The kids were pressured into the abortion route. Almost everyone they encountered in the medical field steered them openly or through hints to choose to get rid of their "problem". They changed doctors once as a result of the pressure.

That little "problem" has blessed more lives than I can count. Having that little girl come up and hug me is worth more than I can ever put into words.

I listened tonight as Sarah Palin talked briefly to Sean Hannity about how she felt when she discovered Trig would be a Down Syndrome child. I'm sure the discussion will be on YouTube soon so I'll try to remember to share it with you.
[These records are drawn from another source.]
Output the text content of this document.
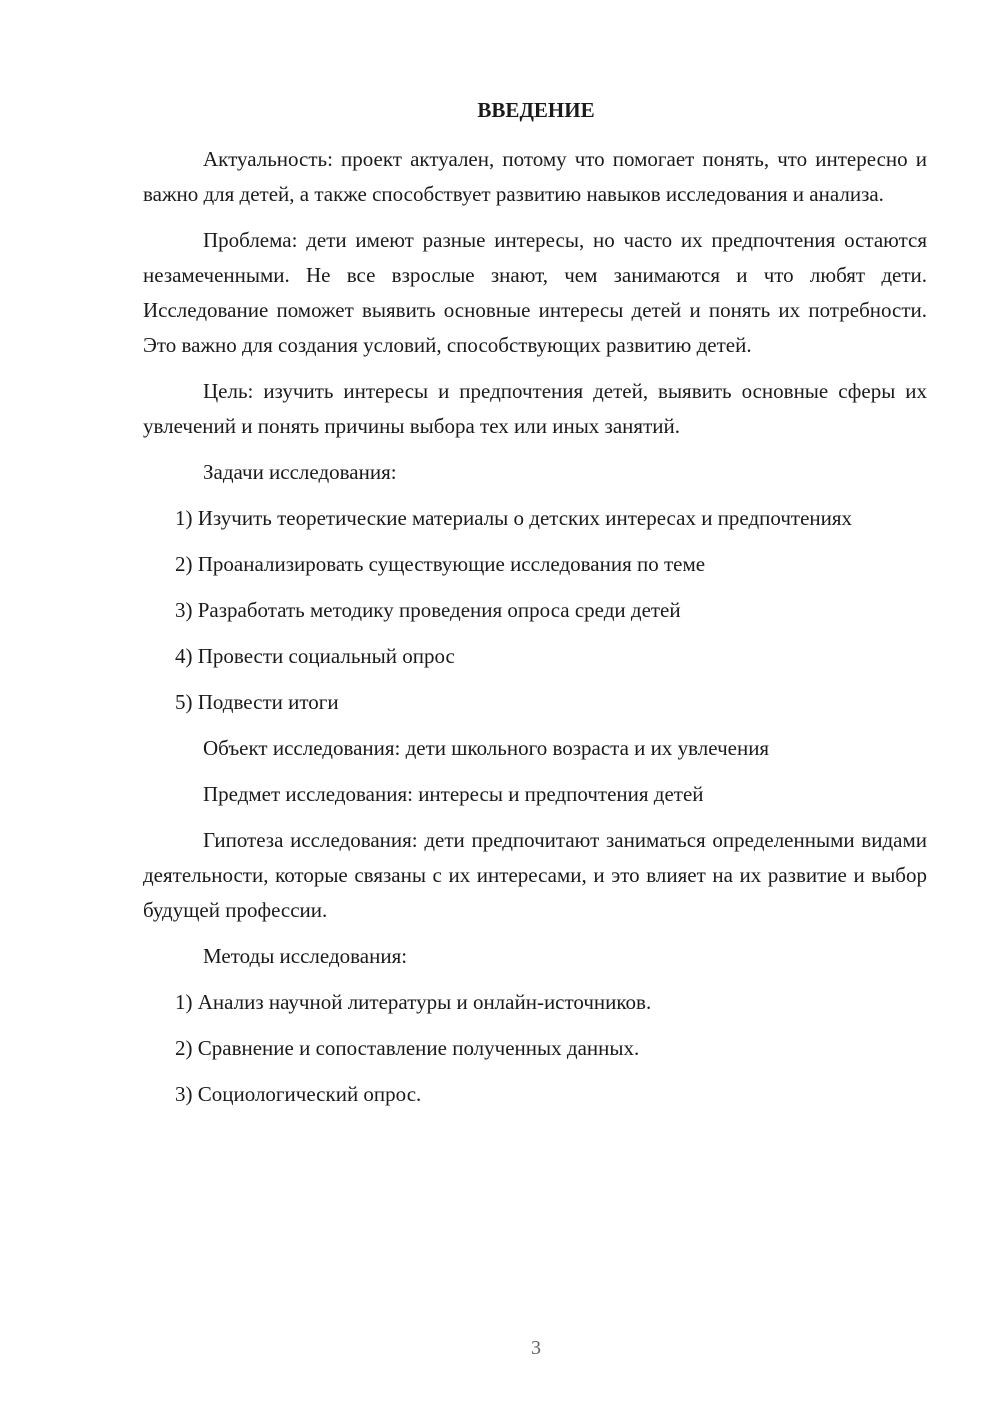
ВВЕДЕНИЕ

Актуальность: проект актуален, потому что помогает понять, что интересно и важно для детей, а также способствует развитию навыков исследования и анализа.

Проблема: дети имеют разные интересы, но часто их предпочтения остаются незамеченными. Не все взрослые знают, чем занимаются и что любят дети. Исследование поможет выявить основные интересы детей и понять их потребности. Это важно для создания условий, способствующих развитию детей.

Цель: изучить интересы и предпочтения детей, выявить основные сферы их увлечений и понять причины выбора тех или иных занятий.

Задачи исследования:

1) Изучить теоретические материалы о детских интересах и предпочтениях

2) Проанализировать существующие исследования по теме

3) Разработать методику проведения опроса среди детей

4) Провести социальный опрос

5) Подвести итоги

Объект исследования: дети школьного возраста и их увлечения

Предмет исследования: интересы и предпочтения детей

Гипотеза исследования: дети предпочитают заниматься определенными видами деятельности, которые связаны с их интересами, и это влияет на их развитие и выбор будущей профессии.

Методы исследования:

1) Анализ научной литературы и онлайн-источников.

2) Сравнение и сопоставление полученных данных.

3) Социологический опрос.

3
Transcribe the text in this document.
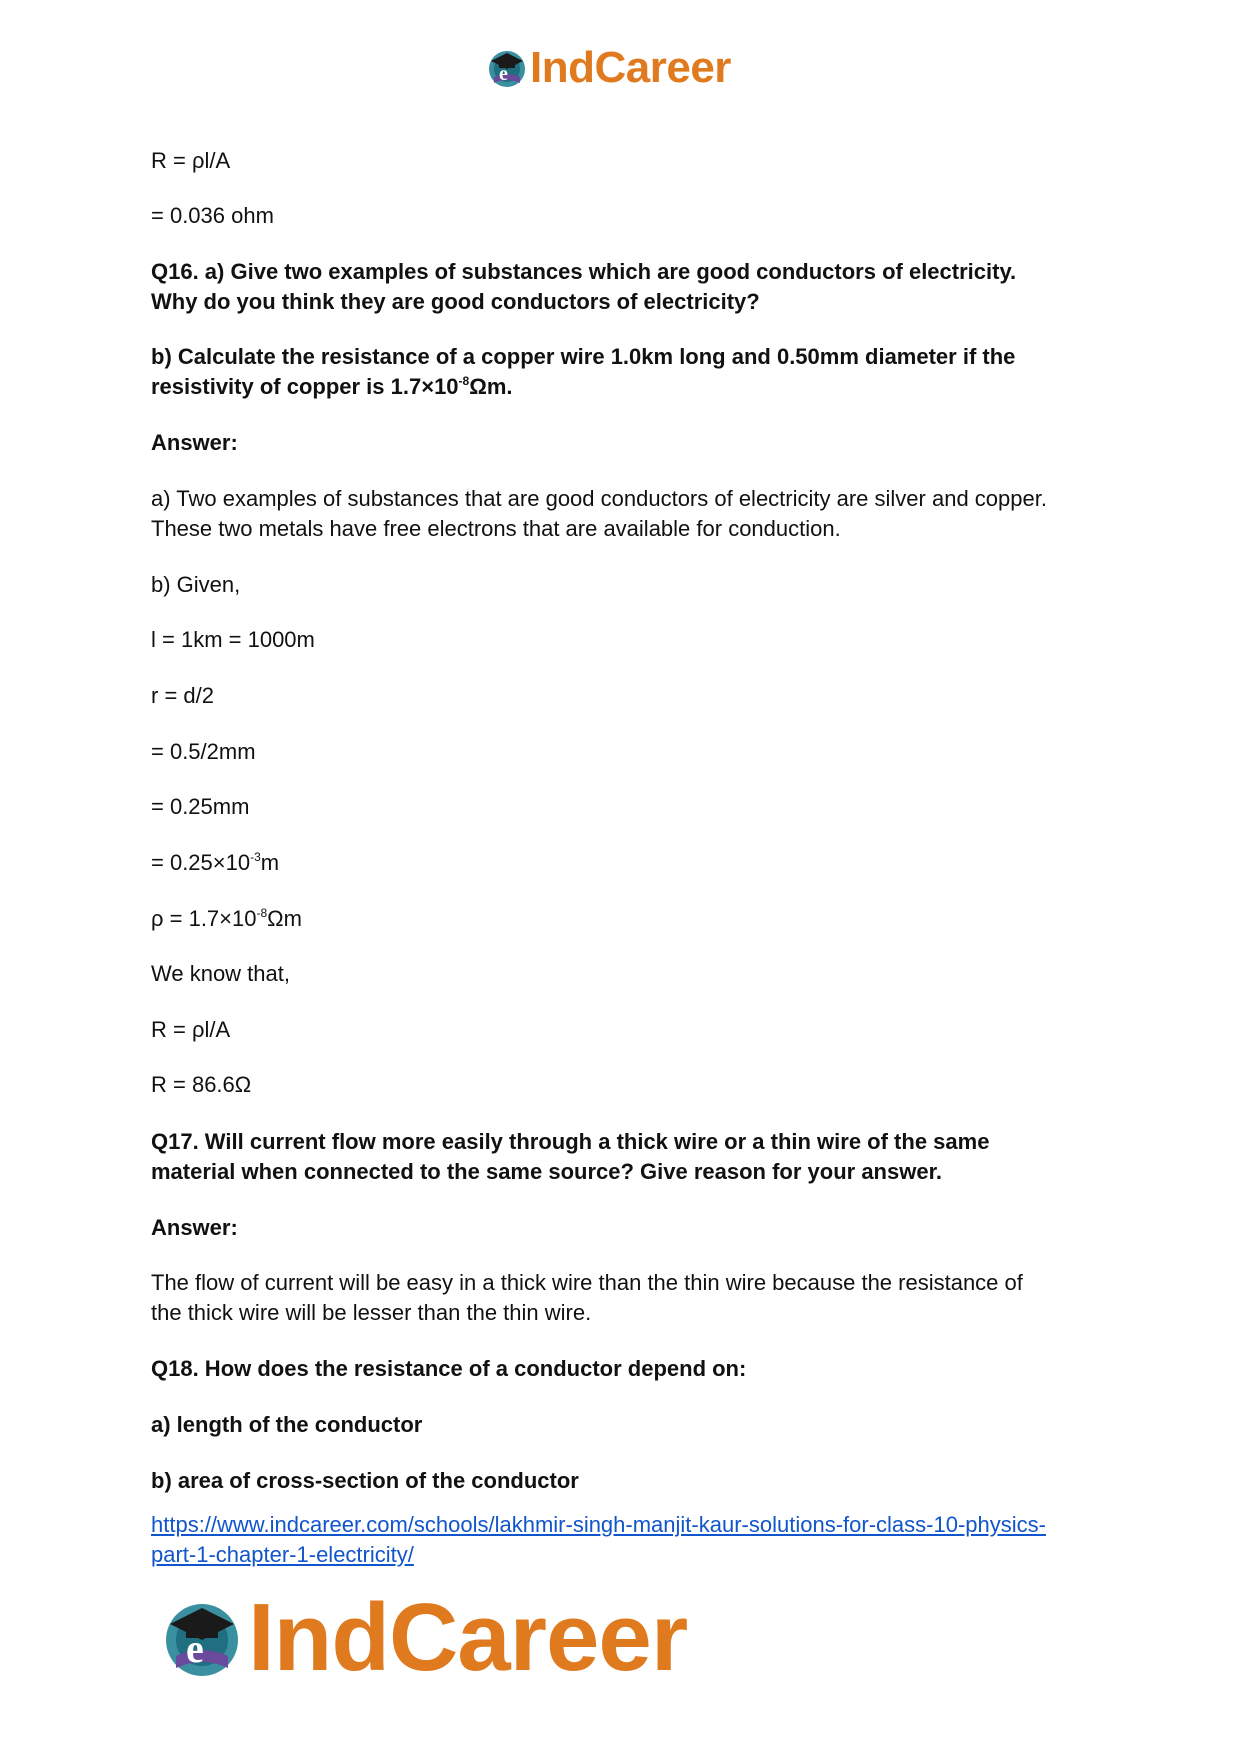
e IndCareer
R = ρl/A
= 0.036 ohm
Q16. a) Give two examples of substances which are good conductors of electricity.
Why do you think they are good conductors of electricity?
b) Calculate the resistance of a copper wire 1.0km long and 0.50mm diameter if the
resistivity of copper is $1.7\times 10^{-8}\Omega m$.
Answer:
a) Two examples of substances that are good conductors of electricity are silver and copper.
These two metals have free electrons that are available for conduction.
b) Given,
l = 1km = 1000m
r = d/2
= 0.5/2mm
= 0.25mm
= $0.25\times 10^{-3}m$
$\rho = 1.7\times 10^{-8}\Omega m$
We know that,
R = ρl/A
R = 86.6Ω
Q17. Will current flow more easily through a thick wire or a thin wire of the same
material when connected to the same source? Give reason for your answer.
Answer:
The flow of current will be easy in a thick wire than the thin wire because the resistance of
the thick wire will be lesser than the thin wire.
Q18. How does the resistance of a conductor depend on:
a) length of the conductor
b) area of cross-section of the conductor
https://www.indcareer.com/schools/lakhmir-singh-manjit-kaur-solutions-for-class-10-physics-
part-1-chapter-1-electricity/
e IndCareer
I understood completely what she was sharing. I struggled with my feelings about what the kids would face with all the problems. Greg (my husband) and I changed some major plans simply because we thought we might have to chip in and help.

Right after listening to Sarah Palin talk about the love and joy Trig was bringing, I stopped in here to turn off the computer and saw this story (News Busters):

Washington Post's 'On Faith' blog, Sally Quinn, on the role of social issues in the presidential campaign and cited recent poll numbers on abortion: "On abortion, the latest New York Times/CBS poll shows 37% of voters say abortions should be generally available, 42% want the procedure available but with stricter limits than we have now. 19% say they should not be permitted at all...What do you make of those numbers?" Quinn responded: "Well, I think the majority of people in this country believe that abortion should be legal at some point. And 90% of people, for instance, who have Down's Syndrome babies choose to terminate their pregnancies....

Talk about contrasts!

If you read the entire article the gist seems to be that Sarah Palin was wrong to choose to keep her child, that she's wrong on abortion, and that the majority of women are pro-abortion. I'm going to wake up tomorrow morning and re-read the entire article just to make sure I'm not reading things into it. You may get another bit about it from me in the morning depending on whether I read it before or after my first cup of caffeine!

I'm thankful my son and daughter-in-law chose to keep my beautiful granddaughter and not take the selfish, easy way out (although what is easy about aborting a life?). I'm thankful Sarah Palin chose to keep Trig. I think maybe, just maybe, if she ends up in the White House it might make it a bit easier for people to accept a child who isn't perfect according to some standards. I'm kind of looking forward to seeing the Vice President going to events with Trig!

(and before someone brings this up, I'm not a one-issue person. If Hillary Clinton had a Down Syndrome child it wouldn't make me vote for her... nor does the fact that Sarah Palin has a Down Syndrome child influence my vote... it's just icing on the cake that she's the kind of person who would make a choice I think is commendable!)